DeltaRandomRedispatchAgent and ML #259

PhPv · 2021-11-06T08:42:52Z

PhPv
Nov 6, 2021

Hello!
Please tell me, why when using the DeltaRandomRedispatchAgent according to the guide https://colab.research.google.com/github/rte-france/Grid2Op/blob/master/getting_started/04_TrainingAnAgent.ipynb#scrollTo=obf4nf-BWHFJ, the agent does not use redispatching?
Can I disable all actions and leave only redispatching?

Answered by BDonnot

Nov 19, 2021

Hello,

The good news is, it is possible with l2rpn-baselines, and rather easy to do:

import shutil
import numpy as np
from l2rpn_baselines.DuelQSimple import train
from l2rpn_baselines.utils import NNParam, TrainingParam
from grid2op import make

def filter_action_fun(grid2op_act):
    # filter out all non redispatching actions
    if np.any(grid2op_act.set_bus != 0):
        return False
    if np.any(grid2op_act.change_bus):
        return False
    if np.any(grid2op_act.curtail != -1.):
        return False
    if np.any(grid2op_act.storage_p != 0):
        return False
    if np.any(grid2op_act.line_set_status != 0):
        return False
    if np.any(grid2op_act.line_change_status):
…

View full answer

BDonnot · 2021-11-06T09:44:18Z

BDonnot
Nov 6, 2021
Maintainer

Hello,

There might be different reasons why your agent does not use redispatching.

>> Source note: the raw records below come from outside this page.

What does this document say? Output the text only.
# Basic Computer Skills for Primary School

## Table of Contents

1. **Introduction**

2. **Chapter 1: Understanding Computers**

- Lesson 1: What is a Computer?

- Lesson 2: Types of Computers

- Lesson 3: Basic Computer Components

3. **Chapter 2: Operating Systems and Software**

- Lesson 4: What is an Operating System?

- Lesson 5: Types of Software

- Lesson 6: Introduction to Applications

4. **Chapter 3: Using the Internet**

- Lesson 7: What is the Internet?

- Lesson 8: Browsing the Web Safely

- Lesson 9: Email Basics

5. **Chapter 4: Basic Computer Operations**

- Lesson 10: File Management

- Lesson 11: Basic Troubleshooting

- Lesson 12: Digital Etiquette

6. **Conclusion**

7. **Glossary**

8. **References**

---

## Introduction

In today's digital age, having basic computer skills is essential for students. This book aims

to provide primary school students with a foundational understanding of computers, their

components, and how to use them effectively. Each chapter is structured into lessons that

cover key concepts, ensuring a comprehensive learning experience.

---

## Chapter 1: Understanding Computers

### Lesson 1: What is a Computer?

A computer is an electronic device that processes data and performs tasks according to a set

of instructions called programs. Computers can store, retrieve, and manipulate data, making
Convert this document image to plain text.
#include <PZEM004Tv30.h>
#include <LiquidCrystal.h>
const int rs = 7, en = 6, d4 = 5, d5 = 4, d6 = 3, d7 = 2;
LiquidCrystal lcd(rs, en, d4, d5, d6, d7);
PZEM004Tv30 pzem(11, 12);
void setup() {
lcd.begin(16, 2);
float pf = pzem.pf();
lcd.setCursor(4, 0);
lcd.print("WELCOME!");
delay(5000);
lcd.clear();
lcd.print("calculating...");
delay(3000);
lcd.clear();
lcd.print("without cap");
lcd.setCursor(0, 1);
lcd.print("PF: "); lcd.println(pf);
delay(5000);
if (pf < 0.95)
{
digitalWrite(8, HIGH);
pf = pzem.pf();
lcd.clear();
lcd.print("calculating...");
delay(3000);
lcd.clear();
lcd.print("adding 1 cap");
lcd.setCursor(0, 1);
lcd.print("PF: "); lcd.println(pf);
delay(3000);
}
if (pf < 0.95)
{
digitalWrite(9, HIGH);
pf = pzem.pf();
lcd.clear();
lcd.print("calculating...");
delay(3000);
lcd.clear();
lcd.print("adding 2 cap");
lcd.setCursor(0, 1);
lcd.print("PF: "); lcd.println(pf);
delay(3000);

The first one being that it is not the right things to do. Using default rewards, redispatching is pretty "costly". Your agent will most likely prefer topology (which is basically free) in this condition.
You can modify the reward function to get around this issue.

Another way is to have an agent that does only redispatching actions. In this case it will only use redispatching by design.

If you have your agent predict a redispatching vector of the right size (the number of generators) you can then super easily transform it to a valid grid2op actions with

def act(self, observation, reward, done) :
    redisp_vect =... # get a redispatching vector the way you like, with RL, a heuristic, an optimizer etc... 
    action = self.action_space()
    action.redispatch = redisp_vect 
    return action

This way your agent will be able to perform only redispatching.

4 replies

PhPv Nov 7, 2021
Author

Another way is to have an agent that does only redispatching actions. In this case it will only use redispatching by design.
How can i do this?
env = grid2op.make(env_name, test=True, action_class=DispatchAction)
Can I do this?

BDonnot Nov 7, 2021
Maintainer

Hello,
Yes you can do that for sure. But it's not a good idea, for two main reasons :

you will have to do the same kind of code as I did above, so it does not really make things much easier
your agent will never be able to reconnect a powerline. And powerline can be disconnected for multiple reasons (protections, hazards, maintenance, etc) If you use only dispatch action, there is absolutely no way to reconnect it if any of the above happened.

Which type of agent are you aiming for? I can maybe provide you with a code snippet to help you get started.

PhPv Nov 9, 2021
Author

Ok, it was rly not so good idea.
I want to create an agent that will use only one type of action, namely changing the active power of generators (Redispatching). Then train this agent with ML. The purpose of the training is to obtain an agent that seeks to reduce the current along the branches below a given limit, using only a change in the active power of the generators.
I rly on this guide:
https://colab.research.google.com/github/rte-france/Grid2Op/blob/master/getting_started/04_TrainingAnAgent.ipynb#scrollTo=ETPYWdhAVnzb


env = make(env_name, test=True)  

from l2rpn_baselines.DuelQSimple import train
from l2rpn_baselines.utils import NNParam, TrainingParam
agent_name = "test_agent"
save_path = "saved_agent_DDDQN_{}".format(train_iter)
shutil.rmtree(save_path, ignore_errors=True)

logs_dir="tf_logs_DDDQN"

li_attr_obs_X = ["gen_p", "gen_v", "load_p", "load_q"]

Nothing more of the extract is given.